Vessels from China's Hong Kong, Macao and Taiwan can also seek escorts from the warships, according to an announcement by the Ministry of Transport.

Chinese naval soldiers attend a national flag-raising ceremony on the deck of destroyer "Haikou" on the way to the Gulf of Aden, January 1, 2009. [Wang Hui/]

The Hong Kong Marine Department has passed seven applications from Hong Kong-flagged vessels to the mainland requesting protection off Somalia, Hong Kong media reported on Monday.

The arrival of the Chinese fleet was welcomed by Hong Kong ship owners, Hong Kong's Marine Director Roger Tupper was quoted as saying.

"[The protection of] Hong Kong-flagged vessels will be facilitated," Tupper said.

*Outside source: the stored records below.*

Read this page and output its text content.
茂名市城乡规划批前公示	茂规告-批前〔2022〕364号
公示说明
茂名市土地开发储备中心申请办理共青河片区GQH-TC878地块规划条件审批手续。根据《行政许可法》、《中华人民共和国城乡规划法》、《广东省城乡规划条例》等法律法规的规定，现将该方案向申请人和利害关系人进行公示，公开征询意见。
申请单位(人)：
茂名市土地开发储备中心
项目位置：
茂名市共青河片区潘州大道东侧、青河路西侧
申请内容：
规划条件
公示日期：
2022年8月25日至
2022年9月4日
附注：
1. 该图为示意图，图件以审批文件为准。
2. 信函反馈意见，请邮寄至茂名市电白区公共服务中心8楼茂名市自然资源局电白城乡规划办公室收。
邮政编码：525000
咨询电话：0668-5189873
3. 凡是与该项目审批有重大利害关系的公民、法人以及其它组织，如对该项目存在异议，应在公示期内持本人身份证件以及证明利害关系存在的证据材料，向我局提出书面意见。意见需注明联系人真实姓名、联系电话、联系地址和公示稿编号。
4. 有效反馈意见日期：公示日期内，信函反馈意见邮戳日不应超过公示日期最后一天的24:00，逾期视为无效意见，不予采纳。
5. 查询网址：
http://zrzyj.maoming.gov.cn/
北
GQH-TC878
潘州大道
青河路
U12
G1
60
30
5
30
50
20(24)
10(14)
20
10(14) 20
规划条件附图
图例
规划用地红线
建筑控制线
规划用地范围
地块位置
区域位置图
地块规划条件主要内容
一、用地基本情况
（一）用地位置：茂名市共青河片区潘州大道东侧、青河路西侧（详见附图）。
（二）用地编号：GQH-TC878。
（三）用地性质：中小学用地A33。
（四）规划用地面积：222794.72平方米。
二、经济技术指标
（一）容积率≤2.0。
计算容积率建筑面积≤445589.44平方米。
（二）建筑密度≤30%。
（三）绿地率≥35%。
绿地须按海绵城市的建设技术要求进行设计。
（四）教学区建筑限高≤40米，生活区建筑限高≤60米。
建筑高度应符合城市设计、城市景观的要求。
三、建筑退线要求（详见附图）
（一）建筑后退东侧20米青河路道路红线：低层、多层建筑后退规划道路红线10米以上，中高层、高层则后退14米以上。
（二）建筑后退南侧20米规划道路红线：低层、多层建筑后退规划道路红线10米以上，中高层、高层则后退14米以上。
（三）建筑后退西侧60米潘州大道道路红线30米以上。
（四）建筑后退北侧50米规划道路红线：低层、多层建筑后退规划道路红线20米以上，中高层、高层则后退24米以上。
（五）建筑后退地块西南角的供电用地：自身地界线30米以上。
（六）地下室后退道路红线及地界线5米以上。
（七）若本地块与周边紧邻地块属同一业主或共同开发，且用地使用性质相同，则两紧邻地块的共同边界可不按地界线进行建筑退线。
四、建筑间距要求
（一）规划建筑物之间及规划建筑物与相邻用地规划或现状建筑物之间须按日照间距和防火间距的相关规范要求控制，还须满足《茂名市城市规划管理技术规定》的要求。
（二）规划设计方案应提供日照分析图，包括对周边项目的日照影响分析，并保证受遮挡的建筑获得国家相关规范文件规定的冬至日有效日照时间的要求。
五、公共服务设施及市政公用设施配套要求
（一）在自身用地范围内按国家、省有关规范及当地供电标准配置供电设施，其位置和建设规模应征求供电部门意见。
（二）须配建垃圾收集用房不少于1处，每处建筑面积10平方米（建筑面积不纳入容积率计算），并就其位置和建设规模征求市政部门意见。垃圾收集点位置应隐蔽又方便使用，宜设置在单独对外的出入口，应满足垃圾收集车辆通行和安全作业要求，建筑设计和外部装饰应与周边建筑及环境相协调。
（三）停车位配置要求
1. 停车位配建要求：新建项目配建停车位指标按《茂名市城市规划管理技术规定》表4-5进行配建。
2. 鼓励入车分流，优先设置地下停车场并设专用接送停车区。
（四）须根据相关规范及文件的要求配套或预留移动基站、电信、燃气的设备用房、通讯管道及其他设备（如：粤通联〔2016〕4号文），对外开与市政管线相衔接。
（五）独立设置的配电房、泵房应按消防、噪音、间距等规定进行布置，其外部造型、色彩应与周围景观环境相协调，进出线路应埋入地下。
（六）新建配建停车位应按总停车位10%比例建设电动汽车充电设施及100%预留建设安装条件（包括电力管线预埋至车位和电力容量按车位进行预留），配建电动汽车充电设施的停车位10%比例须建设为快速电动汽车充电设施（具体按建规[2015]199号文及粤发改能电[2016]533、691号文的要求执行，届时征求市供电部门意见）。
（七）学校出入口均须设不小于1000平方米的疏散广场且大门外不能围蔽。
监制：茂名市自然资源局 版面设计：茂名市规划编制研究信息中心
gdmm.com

The Chinese flotilla will also protect ships carrying humanitarian relief supplies for international organizations, such as the World Food Program.

Foreign ships can also apply for escort; the Chinese side will make a decision, pending actual conditions, the Ministry of Transport said.

The convoy, consisting of two missile destroyers and a supply vessel, departed on December 26, 2008 from Sanya in south China's Hainan Province. It is the country's first naval deployment on a potential combat mission beyond its territorial waters in recent history.